Attaching a patch that implements what my previous comment describes.

A few precisions:
* the patch allows {{startOf('2012-11-07 18:18:22-0800')}} or even 
{{startOf(12432343423)}} but not {{startOf(? )}}. It's just that it's simpler 
to not support prepared marker for now. We can add it later, but I'd rather 
leave it for later. It's not excessively useful anyway since any good library 
will provide an equivalent to the {{startOf()}} method anyway (and so you can 
use that client side for prepared statements).
* the patch change the fact that dates are accepted as valid TimeUUID 
representation because, as arged previously, this is bogus. However, CQL2 has 
done that bogus thing to, and I'm not sure it's worth fixing there as there 
might be people relying on that buggy behavior. So the patch maintain the buggy 
behavior fro CQL2.
* I talks about adding a 'random(date)' method for insertions sake in my 
previous comment, but thinking about that a bit more, I'm not sure it's a good 
idea. Namely, the only way to generate a version 1 UUID according to the spec 
is based on the current time. Generating one from a timestamp is kind of not 
safe. Now I admit that if you use the timestamp but randomize all other bits, 
you probably end up with something having virtually no chance of collision, but 
still, I'm slightly reluctant to do that in Cassandra. I'd rather let people do 
that client side (and provide a UUID string) if they really want to. So instead 
the patch only provides a {{now()}} method that generate a new unique timeuuid 
based on the current time.
* The patch also adds the conversion for select statement I mention in my 
previous comment. In fact it adds 2 methods {{dateOf()}} and 
{{unixTimestampOf()}}. This part is kind of optional and I can rip it out if 
there is objections (I meant to separate in 2 patches but scewed up and got 
lazy). That being said, I kind of like it and with that I think we can just 
have cqlsh stop printing timeUUID as dates (which the patch doesn't include 
however).

Let's not shy away from the fact that this patch kinds of break backward 
compatibility. I say "kinds of" because as I've said, I really think allowing 
date litterals as timeuuid values is a bug so I really think this patch is a 
bug fix. And if we get that in 1.2.1, I really don't think they'll be any arm 
done.
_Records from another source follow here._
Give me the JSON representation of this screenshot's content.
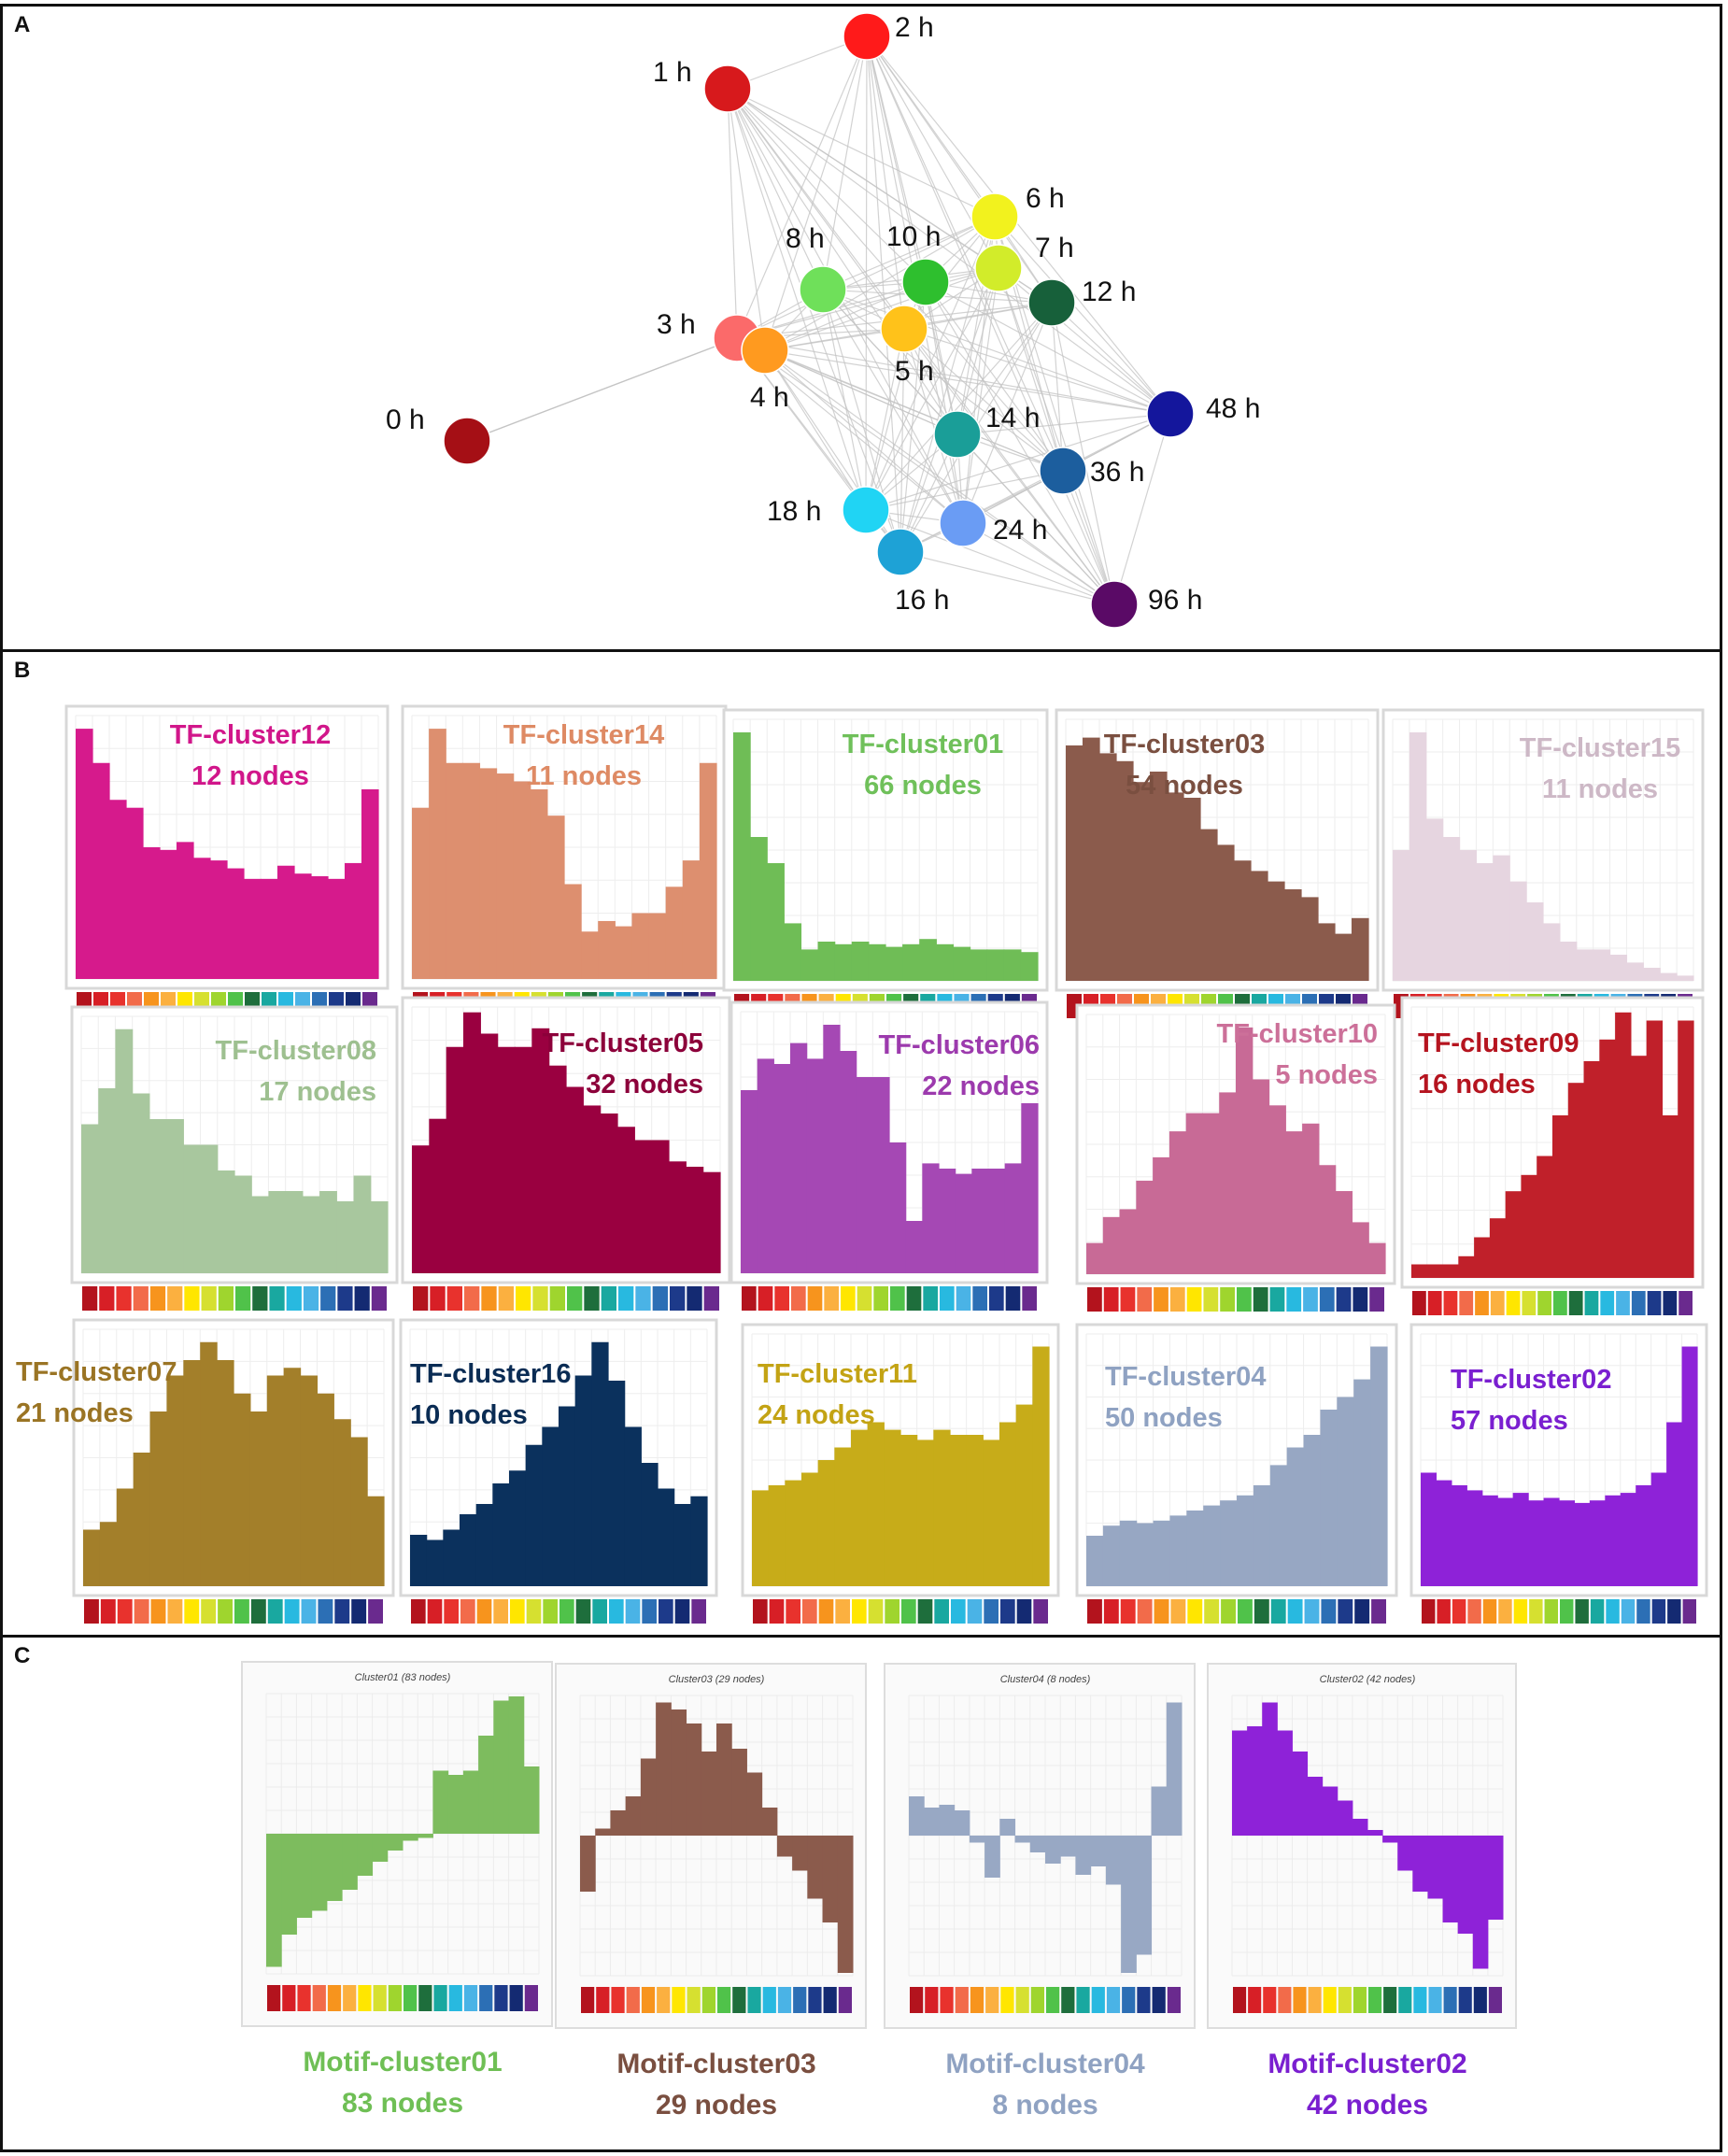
{
  "panels": {
    "a": {
      "label": "A"
    },
    "b": {
      "label": "B"
    },
    "c": {
      "label": "C"
    }
  },
  "time_palette": [
    "#b3131d",
    "#d71f26",
    "#e8322d",
    "#f26b4a",
    "#f7941d",
    "#fbb040",
    "#ffe600",
    "#d6e030",
    "#9fd52e",
    "#50c24a",
    "#1e6e3c",
    "#19a8a0",
    "#28b9e0",
    "#4ab3e6",
    "#2c6fb5",
    "#1d3a8a",
    "#142a72",
    "#6a2a8e"
  ],
  "network": {
    "nodes": [
      {
        "label": "0 h",
        "color": "#a50f15"
      },
      {
        "label": "1 h",
        "color": "#d7191c"
      },
      {
        "label": "2 h",
        "color": "#ff1a1a"
      },
      {
        "label": "3 h",
        "color": "#fb6a6a"
      },
      {
        "label": "4 h",
        "color": "#ff9a1f"
      },
      {
        "label": "5 h",
        "color": "#ffc21a"
      },
      {
        "label": "6 h",
        "color": "#f2f21e"
      },
      {
        "label": "7 h",
        "color": "#d2ec2a"
      },
      {
        "label": "8 h",
        "color": "#6fe05a"
      },
      {
        "label": "10 h",
        "color": "#2ebf2e"
      },
      {
        "label": "12 h",
        "color": "#17603a"
      },
      {
        "label": "14 h",
        "color": "#1a9e98"
      },
      {
        "label": "16 h",
        "color": "#1ea2d6"
      },
      {
        "label": "18 h",
        "color": "#20d4f4"
      },
      {
        "label": "24 h",
        "color": "#6a9cf4"
      },
      {
        "label": "36 h",
        "color": "#1c5e9e"
      },
      {
        "label": "48 h",
        "color": "#14169c"
      },
      {
        "label": "96 h",
        "color": "#5a0a66"
      }
    ]
  },
  "tf_clusters": [
    {
      "name": "TF-cluster12",
      "nodes": "12 nodes",
      "color": "#d61a8c",
      "label_color": "#d1168a",
      "values": [
        95,
        82,
        68,
        65,
        50,
        49,
        52,
        46,
        45,
        42,
        38,
        38,
        43,
        40,
        39,
        38,
        44,
        72
      ]
    },
    {
      "name": "TF-cluster14",
      "nodes": "11 nodes",
      "color": "#dd8f6f",
      "label_color": "#de8a64",
      "values": [
        65,
        95,
        82,
        82,
        80,
        78,
        75,
        72,
        62,
        36,
        18,
        22,
        20,
        25,
        25,
        35,
        45,
        82
      ]
    },
    {
      "name": "TF-cluster01",
      "nodes": "66 nodes",
      "color": "#6fbd56",
      "label_color": "#6fc05a",
      "values": [
        95,
        55,
        45,
        22,
        12,
        15,
        14,
        15,
        14,
        13,
        14,
        16,
        14,
        13,
        12,
        12,
        12,
        11
      ]
    },
    {
      "name": "TF-cluster03",
      "nodes": "54 nodes",
      "color": "#8b5b4c",
      "label_color": "#7a4f40",
      "values": [
        90,
        93,
        87,
        84,
        76,
        80,
        72,
        70,
        58,
        52,
        46,
        42,
        38,
        35,
        32,
        22,
        18,
        24
      ]
    },
    {
      "name": "TF-cluster15",
      "nodes": "11 nodes",
      "color": "#e6d5e0",
      "label_color": "#cdb8c6",
      "values": [
        50,
        95,
        62,
        55,
        50,
        45,
        48,
        38,
        30,
        22,
        15,
        12,
        12,
        10,
        7,
        5,
        3,
        2
      ]
    },
    {
      "name": "TF-cluster08",
      "nodes": "17 nodes",
      "color": "#a8c79e",
      "label_color": "#9ec090",
      "values": [
        58,
        72,
        95,
        70,
        60,
        60,
        50,
        50,
        40,
        38,
        30,
        32,
        32,
        30,
        32,
        28,
        38,
        28
      ]
    },
    {
      "name": "TF-cluster05",
      "nodes": "32 nodes",
      "color": "#9a0040",
      "label_color": "#8c003a",
      "values": [
        48,
        58,
        85,
        98,
        90,
        85,
        85,
        92,
        78,
        70,
        63,
        60,
        55,
        50,
        50,
        42,
        40,
        38
      ]
    },
    {
      "name": "TF-cluster06",
      "nodes": "22 nodes",
      "color": "#a548b4",
      "label_color": "#9c3aad",
      "values": [
        70,
        82,
        80,
        88,
        82,
        95,
        85,
        75,
        75,
        50,
        20,
        42,
        40,
        38,
        40,
        40,
        42,
        65
      ]
    },
    {
      "name": "TF-cluster10",
      "nodes": "5 nodes",
      "color": "#c86a96",
      "label_color": "#cc7099",
      "values": [
        12,
        22,
        25,
        36,
        45,
        55,
        62,
        62,
        70,
        95,
        75,
        65,
        55,
        58,
        42,
        32,
        20,
        12
      ]
    },
    {
      "name": "TF-cluster09",
      "nodes": "16 nodes",
      "color": "#c0202a",
      "label_color": "#b5141f",
      "values": [
        5,
        5,
        5,
        8,
        15,
        22,
        32,
        38,
        45,
        60,
        72,
        80,
        88,
        98,
        82,
        95,
        60,
        95
      ]
    },
    {
      "name": "TF-cluster07",
      "nodes": "21 nodes",
      "color": "#a37f2a",
      "label_color": "#9a7424",
      "values": [
        22,
        25,
        38,
        52,
        68,
        82,
        88,
        95,
        88,
        75,
        68,
        82,
        85,
        82,
        75,
        65,
        58,
        35
      ]
    },
    {
      "name": "TF-cluster16",
      "nodes": "10 nodes",
      "color": "#0b315d",
      "label_color": "#0a2c54",
      "values": [
        20,
        18,
        22,
        28,
        32,
        40,
        45,
        55,
        62,
        70,
        82,
        95,
        80,
        62,
        48,
        38,
        32,
        35
      ]
    },
    {
      "name": "TF-cluster11",
      "nodes": "24 nodes",
      "color": "#c7ac19",
      "label_color": "#c3a314",
      "values": [
        38,
        40,
        42,
        45,
        50,
        55,
        62,
        65,
        62,
        60,
        58,
        62,
        60,
        60,
        58,
        65,
        72,
        95
      ]
    },
    {
      "name": "TF-cluster04",
      "nodes": "50 nodes",
      "color": "#97a7c3",
      "label_color": "#8fa2c2",
      "values": [
        20,
        24,
        26,
        25,
        26,
        28,
        30,
        32,
        34,
        36,
        40,
        48,
        55,
        60,
        70,
        75,
        82,
        95
      ]
    },
    {
      "name": "TF-cluster02",
      "nodes": "57 nodes",
      "color": "#8e22d8",
      "label_color": "#7a1fd0",
      "values": [
        45,
        42,
        40,
        38,
        36,
        35,
        37,
        34,
        35,
        34,
        33,
        34,
        36,
        37,
        40,
        45,
        65,
        95
      ]
    }
  ],
  "motif_clusters": [
    {
      "name": "Motif-cluster01",
      "nodes": "83 nodes",
      "color": "#7dbc5e",
      "label_color": "#6fbf55",
      "header": "Cluster01 (83 nodes)",
      "values": [
        -95,
        -72,
        -60,
        -55,
        -48,
        -40,
        -30,
        -20,
        -12,
        -5,
        -3,
        45,
        42,
        45,
        70,
        95,
        98,
        48
      ]
    },
    {
      "name": "Motif-cluster03",
      "nodes": "29 nodes",
      "color": "#8b5b4c",
      "label_color": "#7a4f40",
      "header": "Cluster03 (29 nodes)",
      "values": [
        -40,
        5,
        18,
        28,
        55,
        95,
        90,
        80,
        60,
        80,
        62,
        45,
        20,
        -15,
        -25,
        -45,
        -62,
        -98
      ]
    },
    {
      "name": "Motif-cluster04",
      "nodes": "8 nodes",
      "color": "#98a8c4",
      "label_color": "#8fa2c2",
      "header": "Cluster04 (8 nodes)",
      "values": [
        28,
        20,
        22,
        18,
        -5,
        -30,
        12,
        -5,
        -12,
        -20,
        -15,
        -28,
        -22,
        -35,
        -98,
        -85,
        35,
        95
      ]
    },
    {
      "name": "Motif-cluster02",
      "nodes": "42 nodes",
      "color": "#8e22d8",
      "label_color": "#7a1fd0",
      "header": "Cluster02 (42 nodes)",
      "values": [
        75,
        78,
        95,
        75,
        60,
        42,
        35,
        25,
        12,
        4,
        -5,
        -25,
        -40,
        -45,
        -62,
        -70,
        -95,
        -60
      ]
    }
  ]
}
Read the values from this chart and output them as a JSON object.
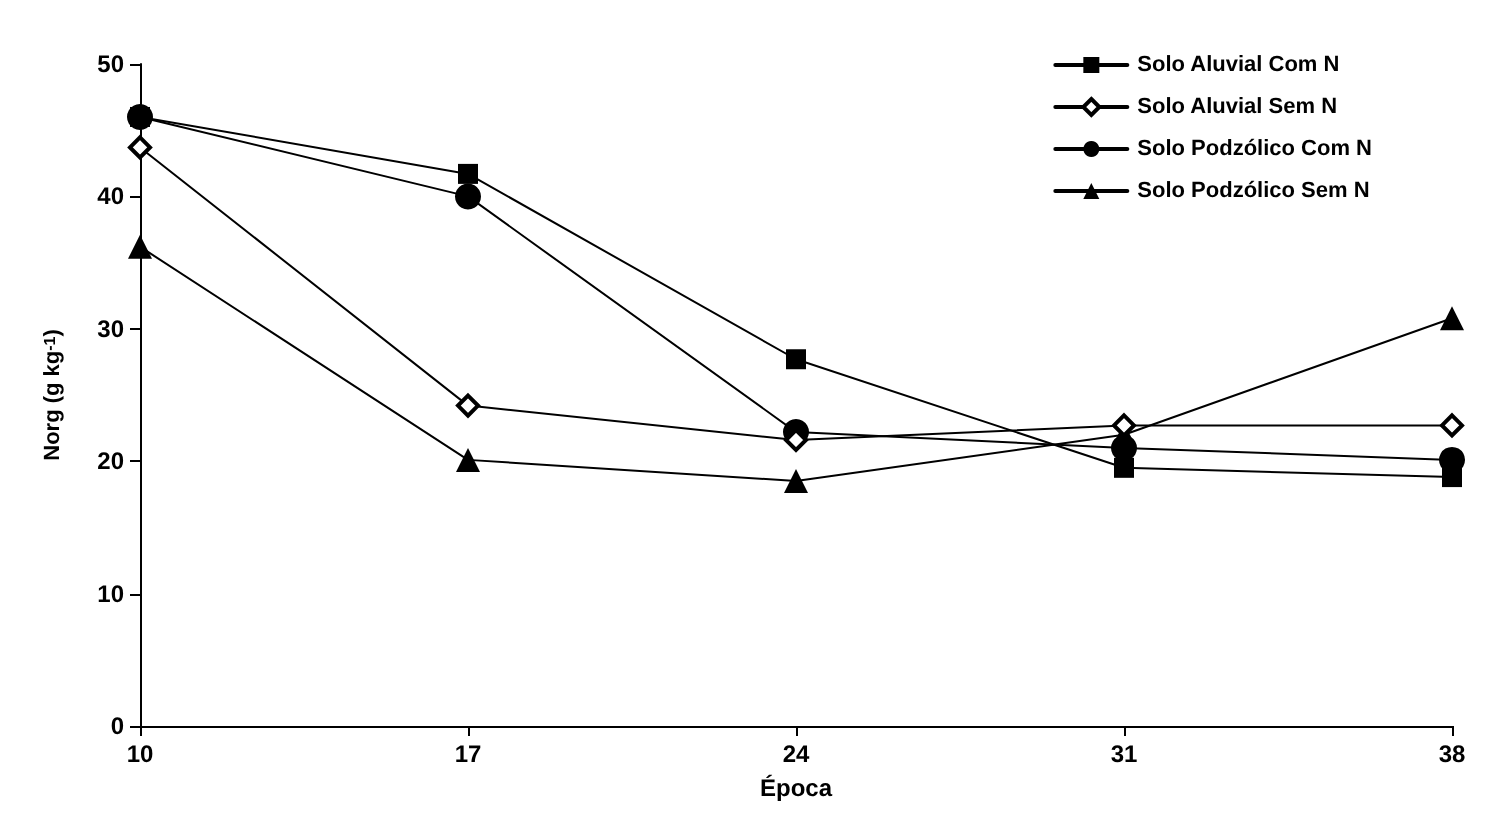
{
  "chart_data": {
    "type": "line",
    "xlabel": "Época",
    "ylabel": "Norg (g kg$^{-1}$)",
    "categories": [
      "10",
      "17",
      "24",
      "31",
      "38"
    ],
    "series": [
      {
        "name": "Solo Aluvial Com N",
        "color": "#000000",
        "marker": "square",
        "values": [
          46,
          41.7,
          27.7,
          19.5,
          18.8
        ]
      },
      {
        "name": "Solo Aluvial Sem N",
        "color": "#000000",
        "marker": "diamond",
        "values": [
          43.7,
          24.2,
          21.6,
          22.7,
          22.7
        ]
      },
      {
        "name": "Solo Podzólico Com N",
        "color": "#000000",
        "marker": "circle",
        "values": [
          46,
          40,
          22.2,
          21,
          20.1
        ]
      },
      {
        "name": "Solo Podzólico Sem N",
        "color": "#000000",
        "marker": "triangle",
        "values": [
          36.2,
          20.1,
          18.5,
          22,
          30.8
        ]
      }
    ],
    "ylim": [
      0,
      50
    ],
    "yticks": [
      0,
      10,
      20,
      30,
      40,
      50
    ],
    "grid": false,
    "legend": "top right",
    "line_style": "solid"
  }
}
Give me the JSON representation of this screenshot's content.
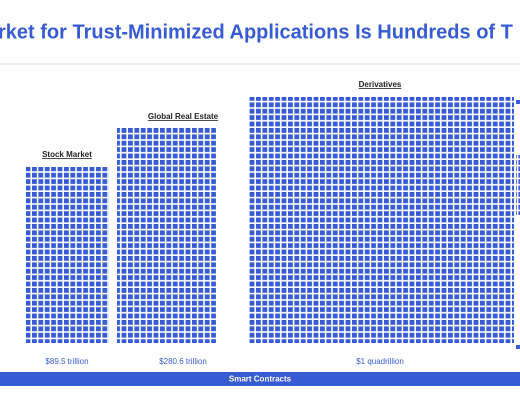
{
  "header": {
    "title": "rket for Trust-Minimized Applications Is Hundreds of T"
  },
  "blocks": [
    {
      "label": "Stock Market",
      "value_label": "$89.5 trillion"
    },
    {
      "label": "Global Real Estate",
      "value_label": "$280.6 trillion"
    },
    {
      "label": "Derivatives",
      "value_label": "$1 quadrillion"
    }
  ],
  "footer": {
    "label": "Smart Contracts"
  }
}
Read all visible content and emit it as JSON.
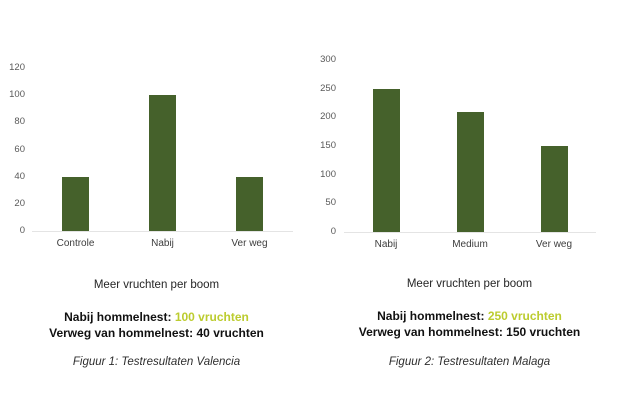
{
  "colors": {
    "bar": "#45612b",
    "accent": "#bccc2f",
    "axis_line": "#e4e4e4"
  },
  "chart_data": [
    {
      "type": "bar",
      "categories": [
        "Controle",
        "Nabij",
        "Ver weg"
      ],
      "values": [
        40,
        100,
        40
      ],
      "title": "",
      "xlabel": "",
      "ylabel": "",
      "ylim": [
        0,
        120
      ],
      "yticks": [
        0,
        20,
        40,
        60,
        80,
        100,
        120
      ],
      "grid": false,
      "legend": null,
      "subtitle": "Meer vruchten per boom",
      "highlight_label": "Nabij hommelnest:",
      "highlight_value": "100 vruchten",
      "secondary_line": "Verweg van hommelnest: 40 vruchten",
      "caption": "Figuur 1: Testresultaten Valencia"
    },
    {
      "type": "bar",
      "categories": [
        "Nabij",
        "Medium",
        "Ver weg"
      ],
      "values": [
        250,
        210,
        150
      ],
      "title": "",
      "xlabel": "",
      "ylabel": "",
      "ylim": [
        0,
        300
      ],
      "yticks": [
        0,
        50,
        100,
        150,
        200,
        250,
        300
      ],
      "grid": false,
      "legend": null,
      "subtitle": "Meer vruchten per boom",
      "highlight_label": "Nabij hommelnest:",
      "highlight_value": "250 vruchten",
      "secondary_line": "Verweg van hommelnest: 150 vruchten",
      "caption": "Figuur 2: Testresultaten Malaga"
    }
  ]
}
I also note that there isn't any way to fix this issue that don't "break 
backward compatibility". So I'm really sorry I didn't got that fix up before 
1.2.0, but I still really think we should do it nonetheless.
                
> Less than operator when comparing timeuuids behaves as less than equal.
> -----------------------------------------------------------------------
>
>                 Key: CASSANDRA-4936
>                 URL: https://issues.apache.org/jira/browse/CASSANDRA-4936
>             Project: Cassandra
>          Issue Type: Bug
>          Components: Core
>    Affects Versions: 0.8.0
>         Environment: Linux CentOS.
> Linux localhost.localdomain 2.6.18-308.16.1.el5 #1 SMP Tue Oct 2 22:01:37 EDT 
> 2012 i686 i686 i386 GNU/Linux
>            Reporter: Cesar Lopez-Nataren
>             Fix For: 1.2.2
>
>         Attachments: 4936.txt
>
>
> If we define the following column family using CQL3:
> CREATE TABLE useractivity (
>   user_id int,
>   activity_id 'TimeUUIDType',
>   data text,
>   PRIMARY KEY (user_id, activity_id)
> );
> Add some values to it.
> And then query it like:
> SELECT * FROM useractivity WHERE user_id = '3' AND activity_id < '2012-11-07 
> 18:18:22-0800' ORDER BY activity_id DESC LIMIT 1;
> the record with timeuuid '2012-11-07 18:18:22-0800' returns in the results.
> According to the documentation, on CQL3 the '<' and '>' operators are strict, 
> meaning not inclusive, so this seems to be a bug.